DES MOINES — Debate about collective bargaining rights for public employees — an issue that has swept the country — was the focus of a hearing March 7 in the Iowa House. House File 525 is expec­ted to be debated and passed out of the House this week, according to the Iowa Catholic Conference (ICC).

The bill’s supporters say it would give taxpayers a seat at the bargaining table, according to the Iowa Legislative News Service. The bill’s opponents, the majority of speakers at the public hearing in Des Moines, said the bill would damage the collective bargaining process and is an effort to reduce the pay and benefits of state workers to order to fund corporate tax breaks. The bill’s future in the Senate is uncertain.

The ICC has issued a statement concerning Catholic social teaching, which fundamentally recognizes and supports the right of workers to organize.

“We believe that all people have the right to economic initiative, to productive work, to just wages and benefits, to decent working conditions, as well as to organize and join a union or other associations,” the ICC statement reads. “Workers also have responsibilities — to provide a fair day’s work for a fair day’s pay, to treat employers and co-workers with respect, and to carry out their work in ways that contribute to the common good.

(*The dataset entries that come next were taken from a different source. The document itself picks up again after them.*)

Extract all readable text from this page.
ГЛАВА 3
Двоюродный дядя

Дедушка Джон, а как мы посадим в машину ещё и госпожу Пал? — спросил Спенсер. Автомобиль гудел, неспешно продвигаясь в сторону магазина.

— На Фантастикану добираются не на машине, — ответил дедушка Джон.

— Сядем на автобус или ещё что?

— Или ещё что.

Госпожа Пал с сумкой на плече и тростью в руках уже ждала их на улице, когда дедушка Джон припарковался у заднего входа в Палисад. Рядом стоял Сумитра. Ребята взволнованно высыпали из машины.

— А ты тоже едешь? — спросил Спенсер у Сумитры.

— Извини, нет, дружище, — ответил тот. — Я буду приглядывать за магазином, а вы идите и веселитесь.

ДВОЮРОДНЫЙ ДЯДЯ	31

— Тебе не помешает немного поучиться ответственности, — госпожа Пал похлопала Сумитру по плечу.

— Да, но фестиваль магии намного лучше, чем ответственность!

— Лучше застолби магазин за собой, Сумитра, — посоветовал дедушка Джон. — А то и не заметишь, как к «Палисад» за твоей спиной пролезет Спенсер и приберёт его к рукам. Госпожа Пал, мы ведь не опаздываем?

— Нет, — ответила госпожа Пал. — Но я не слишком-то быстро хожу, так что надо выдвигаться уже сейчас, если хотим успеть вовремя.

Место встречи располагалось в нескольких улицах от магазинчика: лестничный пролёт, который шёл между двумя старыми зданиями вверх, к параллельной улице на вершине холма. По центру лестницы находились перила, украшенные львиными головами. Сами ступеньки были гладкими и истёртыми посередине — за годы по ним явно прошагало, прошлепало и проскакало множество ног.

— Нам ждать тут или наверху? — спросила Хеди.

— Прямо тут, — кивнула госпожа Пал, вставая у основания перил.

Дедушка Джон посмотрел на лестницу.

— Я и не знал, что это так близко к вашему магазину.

Workers, employers and unions should not only advance their own interests, but also work together to advance economic justice and the well-being of all.”

While the ICC is not taking a specific position at this time on the provisions of House File 525, Executive Director Tom Chapman shared a paragraph from Pope Benedict XVI’s recent encyclical, “Caritas in Veritate,” or Charity in Truth:

“ … Governments, for reasons of economic utility, often limit the freedom or the negotiating capacity of labour unions. Hence traditional networks of solidarity have more and more obstacles to overcome. The repeated calls issued within the Church’s social doctrine, beginning with Rerum Novarum [60], for the promotion of workers’ associations that can defend their rights must therefore be honoured today even more than in the past, as a prompt and far-sighted response to the urgent need for new forms of cooperation at the international level, as well as the local level.”

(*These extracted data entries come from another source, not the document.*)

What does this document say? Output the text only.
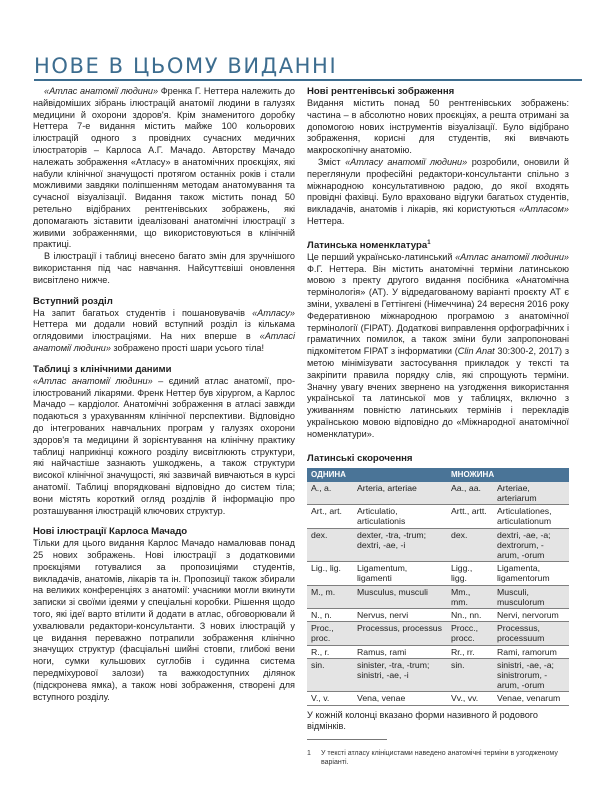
НОВЕ В ЦЬОМУ ВИДАННІ

«Атлас анатомії людини» Френка Г. Неттера належить до найвідоміших зібрань ілюстрацій анатомії людини в галузях медицини й охорони здоров'я. Крім знаменитого доробку Неттера 7-е видання містить майже 100 кольорових ілюстрацій одного з провідних сучасних медичних ілюстраторів – Карлоса А.Г. Мачадо. Авторству Мачадо належать зображення «Атласу» в анатомічних проєкціях, які набули клінічної значущості протягом останніх років і стали можливими завдяки поліпшенням методам анатомування та сучасної візуалізації. Видання також містить понад 50 ретельно відібраних рентгенівських зображень, які допомагають зіставити ідеалізовані анатомічні ілюстрації з живими зображеннями, що використовуються в клінічній практиці.

В ілюстрації і таблиці внесено багато змін для зручнішого використання під час навчання. Найсуттєвіші оновлення висвітлено нижче.

Вступний розділ

На запит багатьох студентів і пошановувачів «Атласу» Неттера ми додали новий вступний розділ із кількама оглядовими ілюстраціями. На них вперше в «Атласі анатомії людини» зображено прості шари усього тіла!

Таблиці з клінічними даними

«Атлас анатомії людини» – єдиний атлас анатомії, проілюстрований лікарями. Френк Неттер був хірургом, а Карлос Мачадо – кардіолог. Анатомічні зображення в атласі завжди подаються з урахуванням клінічної перспективи. Відповідно до інтегрованих навчальних програм у галузях охорони здоров'я та медицини й зорієнтування на клінічну практику таблиці наприкінці кожного розділу висвітлюють структури, які найчастіше зазнають ушкоджень, а також структури високої клінічної значущості, які зазвичай вивчаються в курсі анатомії. Таблиці впорядковані відповідно до систем тіла; вони містять короткий огляд розділів й інформацію про розташування ілюстрацій ключових структур.

Нові ілюстрації Карлоса Мачадо

Тільки для цього видання Карлос Мачадо намалював понад 25 нових зображень. Нові ілюстрації з додатковими проєкціями готувалися за пропозиціями студентів, викладачів, анатомів, лікарів та ін. Пропозиції також збирали на великих конференціях з анатомії: учасники могли вкинути записки зі своїми ідеями у спеціальні коробки. Рішення щодо того, які ідеї варто втілити й додати в атлас, обговорювали й ухвалювали редактори-консультанти. З нових ілюстрацій у це видання переважно потрапили зображення клінічно значущих структур (фасціальні шийні стовпи, глибокі вени ноги, сумки кульшових суглобів і судинна система передміхурової залози) та важкодоступних ділянок (підскронева ямка), а також нові зображення, створені для вступного розділу.

Нові рентгенівські зображення

Видання містить понад 50 рентгенівських зображень: частина – в абсолютно нових проєкціях, а решта отримані за допомогою нових інструментів візуалізації. Було відібрано зображення, корисні для студентів, які вивчають макроскопічну анатомію.

Зміст «Атласу анатомії людини» розробили, оновили й переглянули професійні редактори-консультанти спільно з міжнародною консультативною радою, до якої входять провідні фахівці. Було враховано відгуки багатьох студентів, викладачів, анатомів і лікарів, які користуються «Атласом» Неттера.

Латинська номенклатура$^1$

Це перший українсько-латинський «Атлас анатомії людини» Ф.Г. Неттера. Він містить анатомічні терміни латинською мовою з пректу другого видання посібника «Анатомічна термінологія» (AT). У відредагованому варіанті проєкту AT є зміни, ухвалені в Геттінгені (Німеччина) 24 вересня 2016 року Федеративною міжнародною програмою з анатомічної термінології (FIPAT). Додаткові виправлення орфографічних і граматичних помилок, а також зміни були запропоновані підкомітетом FIPAT з інформатики (Clin Anat 30:300-2, 2017) з метою мінімізувати застосування прикладок у тексті та закріпити правила порядку слів, які спрощують терміни. Значну увагу вчених звернено на узгодження використання української та латинської мов у таблицях, включно з уживанням повністю латинських термінів і перекладів українською мовою відповідно до «Міжнародної анатомічної номенклатури».

Латинські скорочення
ОДНИНА		МНОЖИНА	
A., a.	Arteria, arteriae	Aa., aa.	Arteriae, arteriarum
Art., art.	Articulatio, articulationis	Artt., artt.	Articulationes, articulationum
dex.	dexter, -tra, -trum; dextri, -ae, -i	dex.	dextri, -ae, -a; dextrorum, -arum, -orum
Lig., lig.	Ligamentum, ligamenti	Ligg., ligg.	Ligamenta, ligamentorum
M., m.	Musculus, musculi	Mm., mm.	Musculi, musculorum
N., n.	Nervus, nervi	Nn., nn.	Nervi, nervorum
Proc., proc.	Processus, processus	Procc., procc.	Processus, processuum
R., r.	Ramus, rami	Rr., rr.	Rami, ramorum
sin.	sinister, -tra, -trum; sinistri, -ae, -i	sin.	sinistri, -ae, -a; sinistrorum, -arum, -orum
V., v.	Vena, venae	Vv., vv.	Venae, venarum
У кожній колонці вказано форми називного й родового відмінків.
1 У тексті атласу клініцистами наведено анатомічні терміни в узгодженому варіанті.
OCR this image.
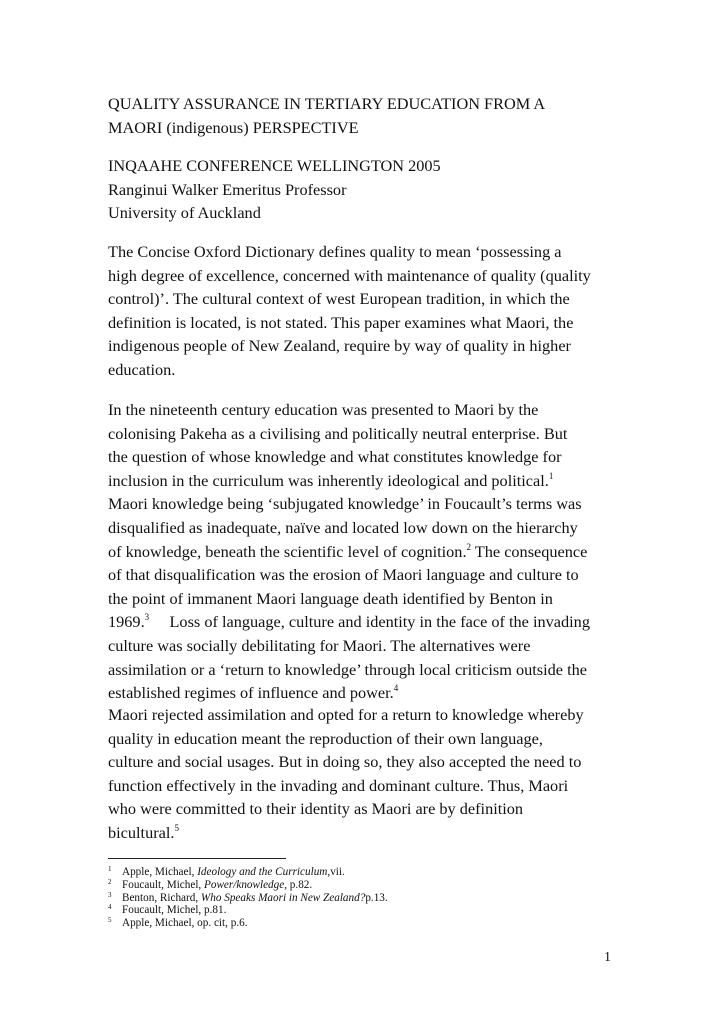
QUALITY ASSURANCE IN TERTIARY EDUCATION FROM A
MAORI (indigenous) PERSPECTIVE
INQAAHE CONFERENCE WELLINGTON 2005
Ranginui Walker Emeritus Professor
University of Auckland
The Concise Oxford Dictionary defines quality to mean ‘possessing a
high degree of excellence, concerned with maintenance of quality (quality
control)’. The cultural context of west European tradition, in which the
definition is located, is not stated. This paper examines what Maori, the
indigenous people of New Zealand, require by way of quality in higher
education.
In the nineteenth century education was presented to Maori by the
colonising Pakeha as a civilising and politically neutral enterprise. But
the question of whose knowledge and what constitutes knowledge for
inclusion in the curriculum was inherently ideological and political.$^1$
Maori knowledge being ‘subjugated knowledge’ in Foucault’s terms was
disqualified as inadequate, naïve and located low down on the hierarchy
of knowledge, beneath the scientific level of cognition.$^2$ The consequence
of that disqualification was the erosion of Maori language and culture to
the point of immanent Maori language death identified by Benton in
1969.$^3$     Loss of language, culture and identity in the face of the invading
culture was socially debilitating for Maori. The alternatives were
assimilation or a ‘return to knowledge’ through local criticism outside the
established regimes of influence and power.$^4$
Maori rejected assimilation and opted for a return to knowledge whereby
quality in education meant the reproduction of their own language,
culture and social usages. But in doing so, they also accepted the need to
function effectively in the invading and dominant culture. Thus, Maori
who were committed to their identity as Maori are by definition
bicultural.$^5$
$^1$ Apple, Michael, Ideology and the Curriculum,vii.
$^2$ Foucault, Michel, Power/knowledge, p.82.
$^3$ Benton, Richard, Who Speaks Maori in New Zealand?p.13.
$^4$ Foucault, Michel, p.81.
$^5$ Apple, Michael, op. cit, p.6.
1
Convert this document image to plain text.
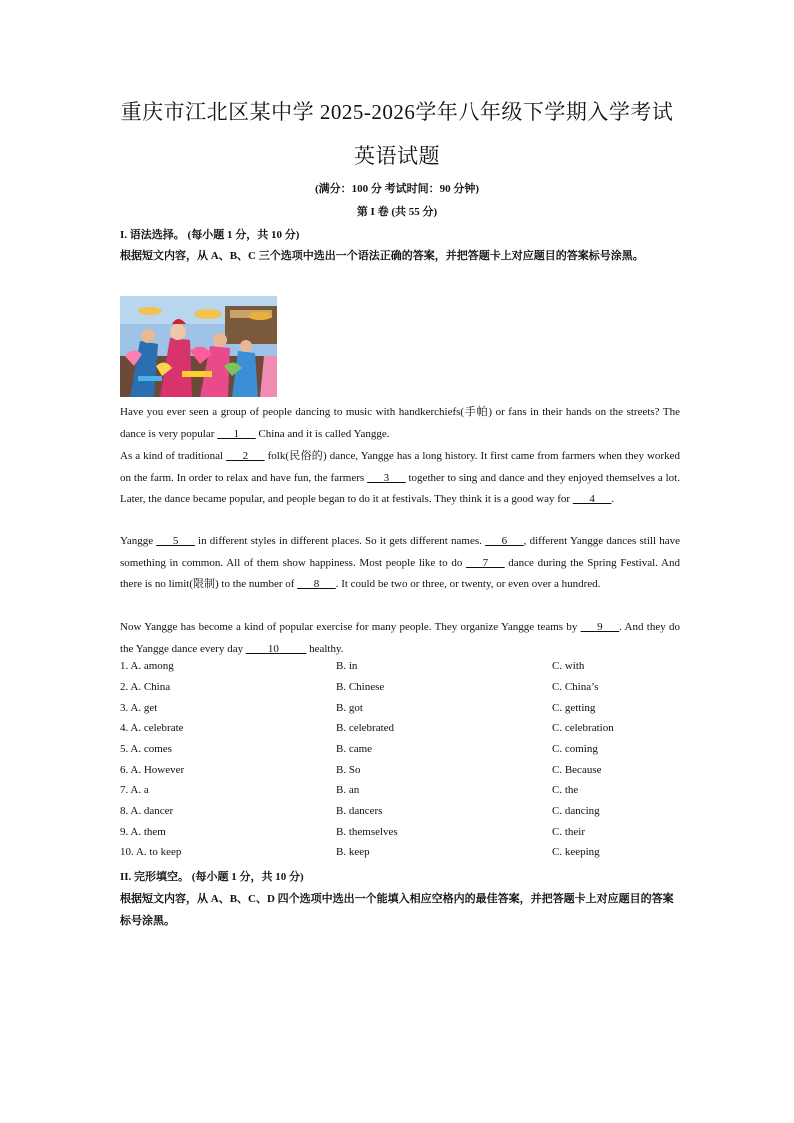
重庆市江北区某中学 2025-2026学年八年级下学期入学考试
英语试题
(满分：100 分 考试时间：90 分钟)
第 I 卷 (共 55 分)
I. 语法选择。 (每小题 1 分，共 10 分)
根据短文内容，从 A、B、C 三个选项中选出一个语法正确的答案，并把答题卡上对应题目的答案标号涂黑。
Have you ever seen a group of people dancing to music with handkerchiefs(手帕) or fans in their hands on the streets? The dance is very popular ___1___ China and it is called Yangge.
As a kind of traditional ___2___ folk(民俗的) dance, Yangge has a long history. It first came from farmers when they worked on the farm. In order to relax and have fun, the farmers ___3___ together to sing and dance and they enjoyed themselves a lot. Later, the dance became popular, and people began to do it at festivals. They think it is a good way for ___4___.
Yangge ___5___ in different styles in different places. So it gets different names. ___6___, different Yangge dances still have something in common. All of them show happiness. Most people like to do ___7___ dance during the Spring Festival. And there is no limit(限制) to the number of ___8___. It could be two or three, or twenty, or even over a hundred.
Now Yangge has become a kind of popular exercise for many people. They organize Yangge teams by ___9___. And they do the Yangge dance every day ____10_____ healthy.
1. A. among	B. in	C. with
2. A. China	B. Chinese	C. China’s
3. A. get	B. got	C. getting
4. A. celebrate	B. celebrated	C. celebration
5. A. comes	B. came	C. coming
6. A. However	B. So	C. Because
7. A. a	B. an	C. the
8. A. dancer	B. dancers	C. dancing
9. A. them	B. themselves	C. their
10. A. to keep	B. keep	C. keeping
II. 完形填空。 (每小题 1 分，共 10 分)
根据短文内容，从 A、B、C、D 四个选项中选出一个能填入相应空格内的最佳答案，并把答题卡上对应题目的答案标号涂黑。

Chapman said that legislators are being called to make prudential judgments about the current economic situation facing the state of Iowa and act on those judgments. “Sometimes these decisions may require a sacrifice on our part. Our request is that legislators carefully consider the implications of this bill and evaluate it in terms of its impact on the common good.”

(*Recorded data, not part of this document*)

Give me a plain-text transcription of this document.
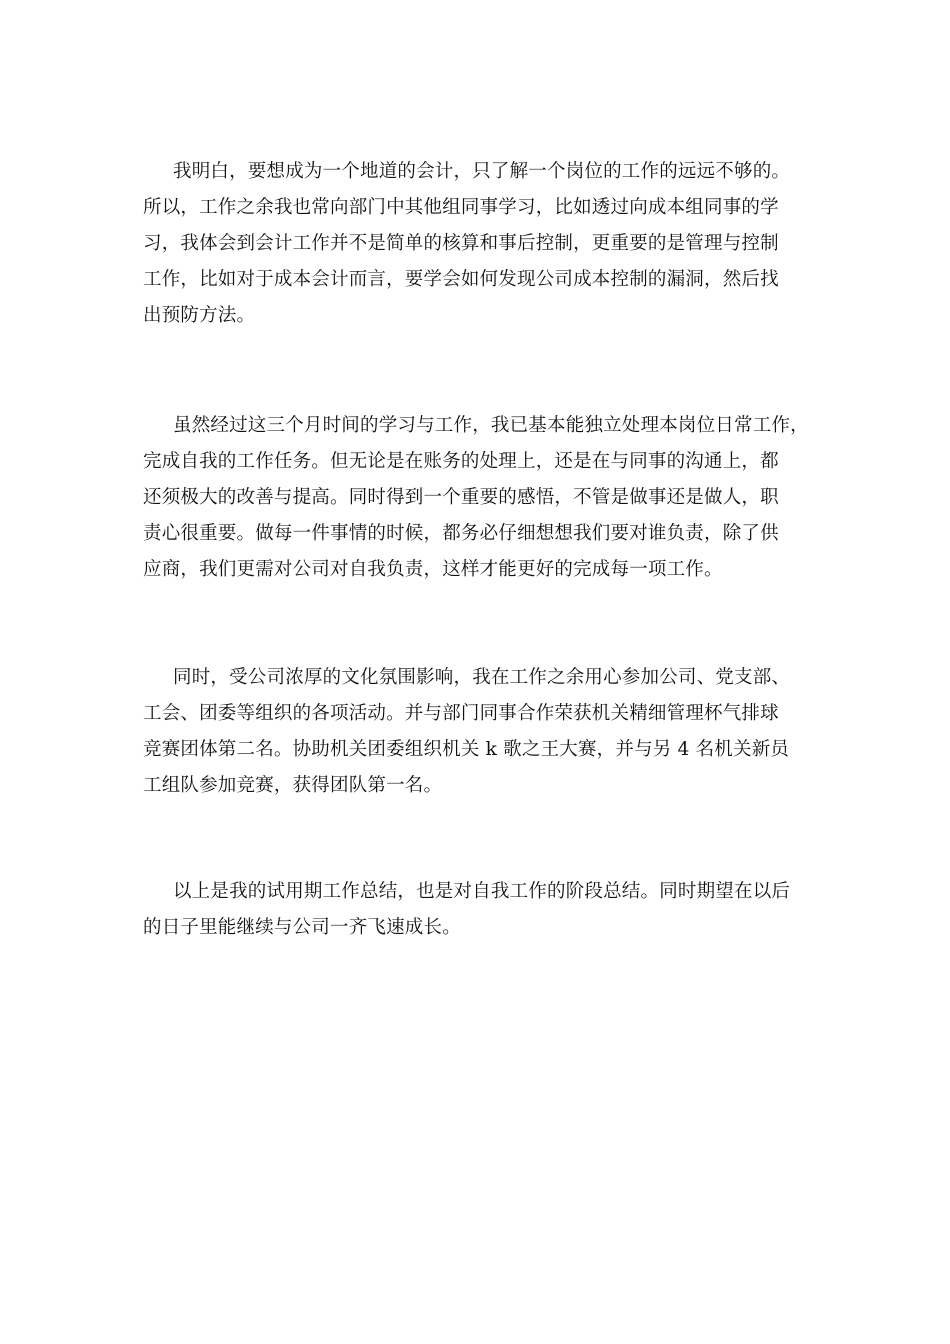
我明白，要想成为一个地道的会计，只了解一个岗位的工作的远远不够的。
所以，工作之余我也常向部门中其他组同事学习，比如透过向成本组同事的学
习，我体会到会计工作并不是简单的核算和事后控制，更重要的是管理与控制
工作，比如对于成本会计而言，要学会如何发现公司成本控制的漏洞，然后找
出预防方法。
虽然经过这三个月时间的学习与工作，我已基本能独立处理本岗位日常工作，
完成自我的工作任务。但无论是在账务的处理上，还是在与同事的沟通上，都
还须极大的改善与提高。同时得到一个重要的感悟，不管是做事还是做人，职
责心很重要。做每一件事情的时候，都务必仔细想想我们要对谁负责，除了供
应商，我们更需对公司对自我负责，这样才能更好的完成每一项工作。
同时，受公司浓厚的文化氛围影响，我在工作之余用心参加公司、党支部、
工会、团委等组织的各项活动。并与部门同事合作荣获机关精细管理杯气排球
竞赛团体第二名。协助机关团委组织机关 k 歌之王大赛，并与另 4 名机关新员
工组队参加竞赛，获得团队第一名。
以上是我的试用期工作总结，也是对自我工作的阶段总结。同时期望在以后
的日子里能继续与公司一齐飞速成长。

Among other issues the ICC is concerned about is payday loan regulation.

• Senate File 113 passed the Senate Human Resources Committee last week and received a new number — Senate File 388. “Our job now is to encourage legislative leadership to move the bill for debate in the Senate,” Chapman said.

The bill provides for a 36 percent rate cap on payday loans. In practice, current interest rates of 300 to 400 percent end up trapping families in a cycle of debt.

• There was good news and bad news on bills related in the immigration issue in Iowa. The good news is that several enforcement-related bills, including House File 27 and Senate File 102, are no longer in consideration. Unfortunately, Iowa’s version of the DREAM Act, House File 108, did not advance.